Pubblicò una «plane erudita» (Hurter) introduzione generale alla S. Scrittura: Praeludia iagogica ad SS. Bibliorum intelligentiam (in fol., Lione 1669; Magonza 1670), in cui tratta dell'ispirazione, del canone, delle lingue originali e delle versioni, dei singoli libri proto- e deuterocanonici; interessante per il tempo è l'appendice De notitia et usu eruditionis profanae, ubi stabilitur ex Scriptura et Patribus talem notitiam et usum licitum esse ac decentem. Opera chiara e profonda, spiega acutamente, fra l'altro, l'influsso divino ispirativo (Praeludium, I, dist. IV), il concetto di canonicità (ibid., d. VIII), i sensi biblici (Prael., III, d. I).
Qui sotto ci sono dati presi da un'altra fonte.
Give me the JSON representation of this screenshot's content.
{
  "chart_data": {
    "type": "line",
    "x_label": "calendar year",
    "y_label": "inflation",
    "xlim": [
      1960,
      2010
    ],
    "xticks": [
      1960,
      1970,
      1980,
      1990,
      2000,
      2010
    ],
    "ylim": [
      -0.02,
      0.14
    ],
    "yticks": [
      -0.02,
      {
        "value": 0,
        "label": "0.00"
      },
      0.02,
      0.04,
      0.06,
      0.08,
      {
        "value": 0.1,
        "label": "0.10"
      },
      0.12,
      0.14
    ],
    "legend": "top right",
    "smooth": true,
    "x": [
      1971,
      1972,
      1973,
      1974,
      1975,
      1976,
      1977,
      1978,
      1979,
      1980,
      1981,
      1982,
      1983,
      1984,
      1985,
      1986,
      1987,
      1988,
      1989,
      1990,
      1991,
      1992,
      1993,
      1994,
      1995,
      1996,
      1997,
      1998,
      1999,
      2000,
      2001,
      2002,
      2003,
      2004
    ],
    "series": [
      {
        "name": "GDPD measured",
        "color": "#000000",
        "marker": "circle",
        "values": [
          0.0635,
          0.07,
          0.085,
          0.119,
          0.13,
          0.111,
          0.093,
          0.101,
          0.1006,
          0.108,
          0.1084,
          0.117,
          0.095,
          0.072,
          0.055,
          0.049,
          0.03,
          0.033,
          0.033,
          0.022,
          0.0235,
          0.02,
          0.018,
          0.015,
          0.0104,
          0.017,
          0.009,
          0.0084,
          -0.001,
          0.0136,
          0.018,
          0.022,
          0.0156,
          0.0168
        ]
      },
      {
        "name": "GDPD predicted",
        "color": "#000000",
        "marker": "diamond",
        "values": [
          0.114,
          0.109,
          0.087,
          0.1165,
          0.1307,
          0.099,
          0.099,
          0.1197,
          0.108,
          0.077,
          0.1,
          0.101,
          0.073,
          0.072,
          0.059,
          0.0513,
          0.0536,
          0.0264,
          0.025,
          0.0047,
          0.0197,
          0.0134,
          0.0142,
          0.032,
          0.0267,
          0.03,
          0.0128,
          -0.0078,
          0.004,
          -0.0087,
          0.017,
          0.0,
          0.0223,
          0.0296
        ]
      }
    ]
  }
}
2. Distinto dal precedente (confuso da B. Heurtebize in DB, I, coll. 708-709) è l'omonimo dell'Ordine di S. Paolo primo eremita, di Lisbona, che alla fine
del sec. XVII pubblicò l'insigne amplissimo commento letterale e spirituale a Proverbi, capp. 10-14 (e di molti passi affini raggruppati da tutta la Bibbia): Apis Libani circumvoltans flores in horto Salomonis, I, (Prov. 10), Lione 1686; II (Prov. 11-12), ivi 1695; III (Prov. 13-14), ivi 1698.